William F. Buckley, Jr. died this week at the age of 82. During his long life he made the case for conservative political philosophy. He loved debate and could argue almost any point of philosophy, exhibiting a wide range of scholarship and an intimidating and amusing vocabulary. He founded the National Review and the TV show, “Firing Line,” a show whose audience may have contained more liberals than conservatives. I watched it for years and learned a lot. Two lines have stuck in my head, one from John Kenneth Galbraith and the other from Buckley.

Galbraith was a guest several times. It is reported that he and Buckley were friends in private life. Their discussions were delightful to listen to and were full of clever arguments, sometimes even instructive. Neither was in awe of the other as they both knew each other very well. On one particular show, Buckley had just published another in his series of Blackford Oakes spy novels. That wasn’t the subject of the evening’s discussion but Galbraith managed to work it in as he was commenting on one of Buckley’s assertions about the economy. He noted that, “Bill has a well-recognized talent for fiction.” This sentence won the debate for Galbraith that evening.

On another evening, I think it was before a college audience, Buckley was asked to define conservatism’s vision. He replied, “Oh, conservatism has no vision. It is purely technical.” Today the so-called neo-conservatives do have a vision: to bring the whole world, particularly the Arab cultures to democracy and capitalism. It is not going well. Buckley himself noted that we could not win the war in Iraq with any strategy that we would consent to use. On other occasions he went on to say that he thought that education in our own society should have an element of indoctrination of American principles of democracy, free enterprise, and so forth. I took his remarks to mean that most people do not take well to education and cannot be trusted to think for themselves, so need to be indoctrinated.

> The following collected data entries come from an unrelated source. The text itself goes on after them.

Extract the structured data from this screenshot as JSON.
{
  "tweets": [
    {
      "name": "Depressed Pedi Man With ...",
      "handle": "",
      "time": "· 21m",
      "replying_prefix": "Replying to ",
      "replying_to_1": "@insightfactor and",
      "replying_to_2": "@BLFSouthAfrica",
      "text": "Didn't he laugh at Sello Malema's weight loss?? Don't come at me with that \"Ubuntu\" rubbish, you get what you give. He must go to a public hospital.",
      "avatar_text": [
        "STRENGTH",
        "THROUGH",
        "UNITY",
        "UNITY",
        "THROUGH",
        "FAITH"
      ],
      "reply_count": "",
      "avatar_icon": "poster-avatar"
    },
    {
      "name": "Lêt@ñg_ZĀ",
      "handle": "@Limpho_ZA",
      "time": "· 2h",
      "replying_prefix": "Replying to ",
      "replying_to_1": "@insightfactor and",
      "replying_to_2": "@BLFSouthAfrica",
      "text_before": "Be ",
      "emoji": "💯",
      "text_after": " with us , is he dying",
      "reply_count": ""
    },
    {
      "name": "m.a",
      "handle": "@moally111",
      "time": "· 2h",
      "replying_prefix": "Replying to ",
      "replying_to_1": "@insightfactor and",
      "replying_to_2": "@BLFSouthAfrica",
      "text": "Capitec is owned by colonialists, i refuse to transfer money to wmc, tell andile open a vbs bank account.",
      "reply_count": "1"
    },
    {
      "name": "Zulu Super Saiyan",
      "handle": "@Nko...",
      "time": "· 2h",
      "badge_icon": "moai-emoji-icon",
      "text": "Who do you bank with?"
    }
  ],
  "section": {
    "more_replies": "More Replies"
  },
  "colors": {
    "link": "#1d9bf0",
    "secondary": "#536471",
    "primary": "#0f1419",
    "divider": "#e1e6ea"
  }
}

One last observation told me quite a lot about his character. He told a story about one of his visits to Paris. He spoke French well but not perfectly. He was sitting in a restaurant at lunch time and, when he was asked for his order, he ordered “deux sandwiches” because he could not remember the singular article for the word, “sandwich.” He would use a linguistic trick rather than admit that he didn’t know something. This story was amusing but told us a lot about the man. He used his intelligence to win debates, not in a dispassionate search for the truth.

Here is a poem in tribute to the memory of Bill Buckley. It can be sung to the tune of “Billy Boy.”

Oh, what did you say, Billy Boy, Billy Boy,
Just what did you say, Willy Buckley?
Though punditic, I would guess,
It escaped me, I confess.
It was simply too circumlocutory.

What was that last word, Billy Boy, Billy Boy,
That last word I heard, charming Billy?
I suppose a shibboleth
Which you'll guard until your death,
You remain too obfuscatory for me.

Contemplate my complaint, Billy Boy, Billy Boy.
Try to show some restraint, winsome Willy.
May the flexuosity
Of your phraseology 
Be deciphered or stay speculatory? 

Periphrastically, Billy Boy, Billy Boy,
Pleonastically, learned Billy,
I'm not sure I would oppose
Weltanschauungs you propose,
But they’re too polysyllabistic for me.

Oh, what have you spawned, Billy Boy, Billy Boy?
What has crawled from your pond, honored Willy?
You had civilized debate;
Coulter fulminates with hate;
And Rush Limbaugh is just stridulatory.

Please elucidate, Billy Boy Billy Boy.
Could you explicate, clever Billy?
Is it perspicacity
Or loquacious sophistry
That makes folks sing your praises but ignore me?